Weakening corporate accountability. Mandating location-based accounting while removing market-based disclosure requirements diminishes corporate accountability. This is the case because location-based accounting, alone, groups all electricity consumers in a grid under the same average emissions factor—removing the need to account for and disclose individual electricity consumption activities. This means that if a given grid becomes “cleaner”, all entities can report progress against their scope 2 decarbonization.

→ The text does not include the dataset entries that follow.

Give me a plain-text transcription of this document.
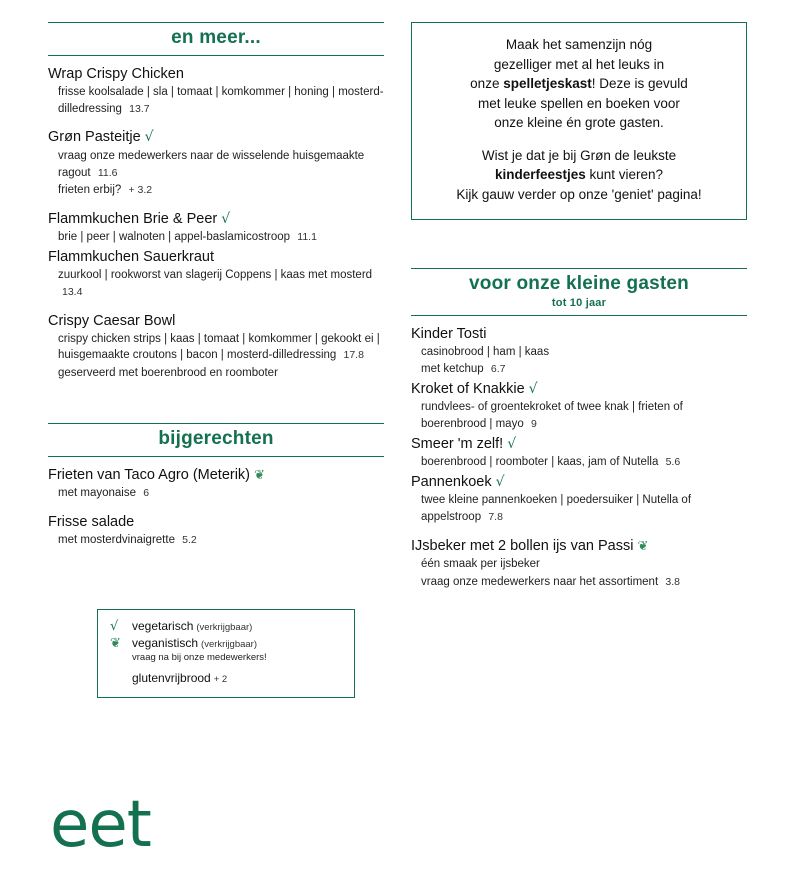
en meer...
Wrap Crispy Chicken
frisse koolsalade | sla | tomaat | komkommer | honing | mosterd-dilledressing 13.7
Grøn Pasteitje √
vraag onze medewerkers naar de wisselende huisgemaakte ragout 11.6
frieten erbij? + 3.2
Flammkuchen Brie & Peer √
brie | peer | walnoten | appel-baslamicostroop 11.1
Flammkuchen Sauerkraut
zuurkool | rookworst van slagerij Coppens | kaas met mosterd 13.4
Crispy Caesar Bowl
crispy chicken strips | kaas | tomaat | komkommer | gekookt ei | huisgemaakte croutons | bacon | mosterd-dilledressing 17.8
geserveerd met boerenbrood en roomboter
bijgerechten
Frieten van Taco Agro (Meterik) ❦
met mayonaise 6
Frisse salade
met mosterdvinaigrette 5.2
Maak het samenzijn nóg
gezelliger met al het leuks in
onze spelletjeskast! Deze is gevuld
met leuke spellen en boeken voor
onze kleine én grote gasten.
Wist je dat je bij Grøn de leukste
kinderfeestjes kunt vieren?
Kijk gauw verder op onze 'geniet' pagina!
voor onze kleine gasten
tot 10 jaar
Kinder Tosti
casinobrood | ham | kaas
met ketchup 6.7
Kroket of Knakkie √
rundvlees- of groentekroket of twee knak | frieten of boerenbrood | mayo 9
Smeer 'm zelf! √
boerenbrood | roomboter | kaas, jam of Nutella 5.6
Pannenkoek √
twee kleine pannenkoeken | poedersuiker | Nutella of appelstroop 7.8
IJsbeker met 2 bollen ijs van Passi ❦
één smaak per ijsbeker
vraag onze medewerkers naar het assortiment 3.8
√	vegetarisch (verkrijgbaar)
❦ veganistisch (verkrijgbaar)
vraag na bij onze medewerkers!
glutenvrijbrood + 2
eet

While this approach encourages collective action to decarbonize grids, it removes individual action from the public eye. This move also allows an entity taking no action at all to receive the same recognition for “progress” as industry peers directly contributing new renewable capacity to the grid. This structure creates two problems. First, entities making genuine impacts are not individually recognized, and second, entities taking no action are not held accountable—rather, they are rewarded.

To be sure, the move to allow market-based reporting solves the first of these issues. It allows corporates to showcase their good work. However, failure to mandate market-based disclosure means that the entities doing no work can hide behind the positive actions of peers.

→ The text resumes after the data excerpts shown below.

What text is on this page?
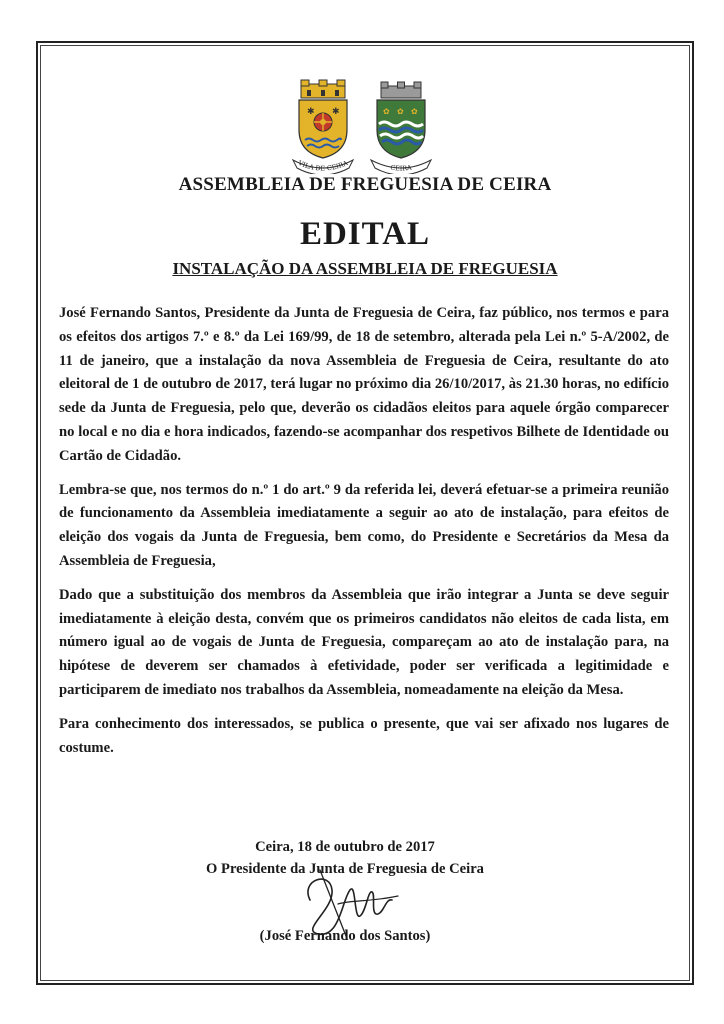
✱ ✱
VILA DE CEIRA
✿ ✿ ✿
CEIRA
ASSEMBLEIA DE FREGUESIA DE CEIRA
EDITAL
INSTALAÇÃO DA ASSEMBLEIA DE FREGUESIA

José Fernando Santos, Presidente da Junta de Freguesia de Ceira, faz público, nos termos e para os efeitos dos artigos 7.º e 8.º da Lei 169/99, de 18 de setembro, alterada pela Lei n.º 5-A/2002, de 11 de janeiro, que a instalação da nova Assembleia de Freguesia de Ceira, resultante do ato eleitoral de 1 de outubro de 2017, terá lugar no próximo dia 26/10/2017, às 21.30 horas, no edifício sede da Junta de Freguesia, pelo que, deverão os cidadãos eleitos para aquele órgão comparecer no local e no dia e hora indicados, fazendo-se acompanhar dos respetivos Bilhete de Identidade ou Cartão de Cidadão.

Lembra-se que, nos termos do n.º 1 do art.º 9 da referida lei, deverá efetuar-se a primeira reunião de funcionamento da Assembleia imediatamente a seguir ao ato de instalação, para efeitos de eleição dos vogais da Junta de Freguesia, bem como, do Presidente e Secretários da Mesa da Assembleia de Freguesia,

Dado que a substituição dos membros da Assembleia que irão integrar a Junta se deve seguir imediatamente à eleição desta, convém que os primeiros candidatos não eleitos de cada lista, em número igual ao de vogais de Junta de Freguesia, compareçam ao ato de instalação para, na hipótese de deverem ser chamados à efetividade, poder ser verificada a legitimidade e participarem de imediato nos trabalhos da Assembleia, nomeadamente na eleição da Mesa.

Para conhecimento dos interessados, se publica o presente, que vai ser afixado nos lugares de costume.

Ceira, 18 de outubro de 2017
O Presidente da Junta de Freguesia de Ceira
(José Fernando dos Santos)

Creating economic burdens in less developed economies. Moreover, the emphasis on location-based accounting incentivizes large electricity buyers to move operations and foreign direct investment (FDI) to countries with cleaner grids—typically, the more developed economies. The logical temptation is to assume location-based accounting will incentivize countries with dirtier grids to decarbonize quickly to retain or attract FDI. However, the reality is more complex.

Upper-income economies simply have more financial resources and established systems to act swiftly and capitalize on this opportunity. Developing nations, particularly those in the Global South, face larger hurdles to decarbonization on a short time horizon—including bureaucratic inefficiency, limited access to finance, cumbersome energy sector policies, and capacity gaps that affect quick and effective implementation.

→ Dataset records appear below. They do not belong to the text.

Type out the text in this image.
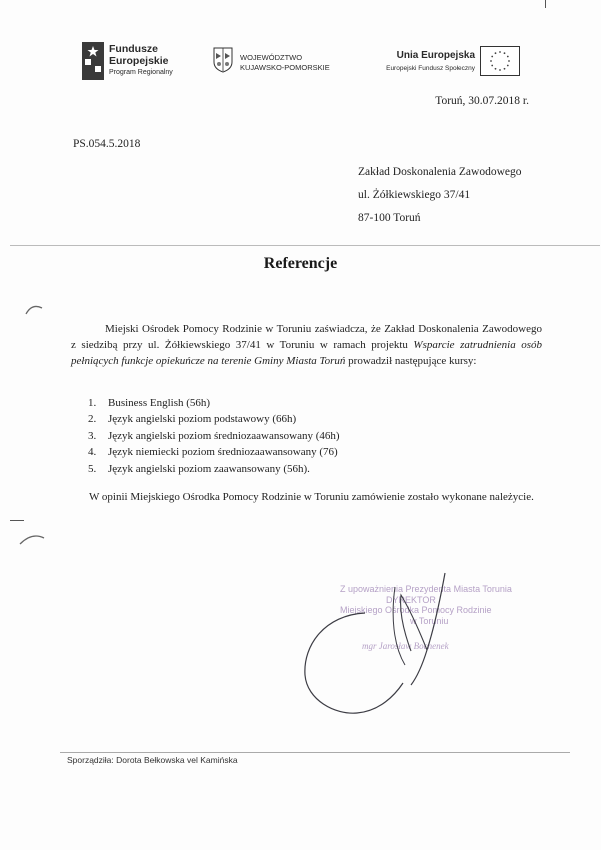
Fundusze
Europejskie
Program Regionalny
WOJEWÓDZTWO
KUJAWSKO-POMORSKIE
Unia Europejska
Europejski Fundusz Społeczny
Toruń, 30.07.2018 r.
PS.054.5.2018
Zakład Doskonalenia Zawodowego
ul. Żółkiewskiego 37/41
87-100 Toruń
Referencje
Miejski Ośrodek Pomocy Rodzinie w Toruniu zaświadcza, że Zakład Doskonalenia Zawodowego z siedzibą przy ul. Żółkiewskiego 37/41 w Toruniu w ramach projektu Wsparcie zatrudnienia osób pełniących funkcje opiekuńcze na terenie Gminy Miasta Toruń prowadził następujące kursy:
1. Business English (56h)
2. Język angielski poziom podstawowy (66h)
3. Język angielski poziom średniozaawansowany (46h)
4. Język niemiecki poziom średniozaawansowany (76)
5. Język angielski poziom zaawansowany (56h).
W opinii Miejskiego Ośrodka Pomocy Rodzinie w Toruniu zamówienie zostało wykonane należycie.
Z upoważnienia Prezydenta Miasta Torunia
DYREKTOR
Miejskiego Ośrodka Pomocy Rodzinie
w Toruniu
mgr Jarosław Bochenek
Sporządziła: Dorota Bełkowska vel Kamińska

The move of IFRS S2 to require only location-based accounting will effectively redirect FDI out of the countries that need it most. Rather than encourage companies to build new renewable capacity and receive recognition for it—a structure made possible through market-based instruments, such as power purchase agreements—electricity buyers will instead be encouraged to move electricity consumption to grids that already provide cleaner electricity.

Misalignment with international trade principles. In addition to concerns surrounding accountability and equitability, it is important to consider the potential impacts of the IFRS standards against the backdrop of international trade and sustainability agreements such as the CBAM, which will need to be carefully aligned with WTO principles. For instance, while the WTO does allow for environmental barriers to trade, it also asserts fair trade and anti-exclusion principles. Removing the agency of end-users to improve the emissions profile of their products and forcing them only to report based on national emissions is, in fact, discriminatory. It embeds historical electricity generation profiles and removes incentives to change the electricity generation of the dirtiest grids. It will result in the divestment of economic activity from the places that need it the most instead of investment in renewable generation.

The I-REC Standard Foundation urges the ISSB to consider a balanced approach that strengthens both location and market-based accounting. Addressing the climate emergency requires robust corporate action and long-term collective efforts to decarbonize grids. Corporations need to be accountable, and nations must receive support in providing high-quality, transparent data.

To achieve a balance and create synergies between corporate action and national collaboration, an accounting system that addresses both market-based mechanisms and support at the national/regional level is vital. Softening one side of the accounting framework, as the IFRS S2 has done, threatens correspondingly weaker action.

We underscore the importance of engagement and input in this critical matter and encourage stakeholders to participate in the ISSB’s decision-making process.